Before the data was popularised, it would be very difficult to explain the fabrication hypothesis as there was no gain there and people were just sharing their experience, totally unexpected with no prior knowledge form anywhere.
As well as this, several researchers have pointed out the radical life changes that have come as a result of radical changes due to the NDE and in the researchers themselves. [7] The Fabrication theory does not adequately account for this theory also.

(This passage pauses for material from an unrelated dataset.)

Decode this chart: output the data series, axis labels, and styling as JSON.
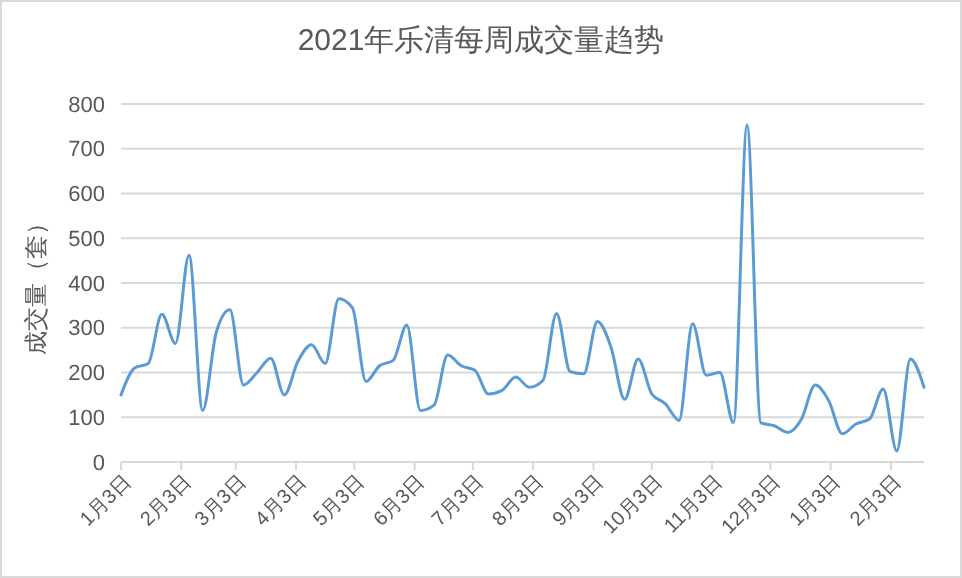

And another problem comes with patients who have had multiple encounters with near-death without recalling any NDE’s. [8] Why would they not fabricate more examples? Or why were so many of the experiences so plain in the first place? We might expect more elaboration in fictitious accounts, but such is rarely present. Also it cannot account for all NDE’s with corroboration with the thousands of people involved being in certain situations that you couldn’t fabricate (e.g. the fiery car incident case amongst others).
Last and not least we can carry out some research personally. This way, the process of verification can be tested firsthand and privately.
Sources
- Anderson, Life, Death and Beyond, p70-72
- Morse was the doctor who resuscitated KAtie and interviewed her very soon after her recovery. The cases produced by Schoonmaker were also largely his own patients, so much of the interviewing occurred soon after the NDEs. Rawlings personally resuscitated two of the three patients whose hearts stopped and interviewed the first one just two sets after she recovered from her coma. Natalie Kalmus was present at the death of her sister and heard her testimony as it was given. Kubler-Ross was also present with the little boy as he came out of the coma and announced that he was going with his mother and Peter, his brother, presumably to heaven.
- Sabom, Recollections of Death, Table IV, p196-200
- Sabom, Recollections of Death, Table XI, p208; Osis and Haraldsson, At the Hours of Death, p193
- Osis and Haraldsson, At the Hours of Death, p140-145, 192-194
- Sabom, Recollections of Death, p156-160
- Moody, Reflections of Life After Life, p111-112; Ring, Life at Death, chapter 8 and 9; Sabom, Recollections of Death, p186; Morse, Close to the Light, Chapter 7.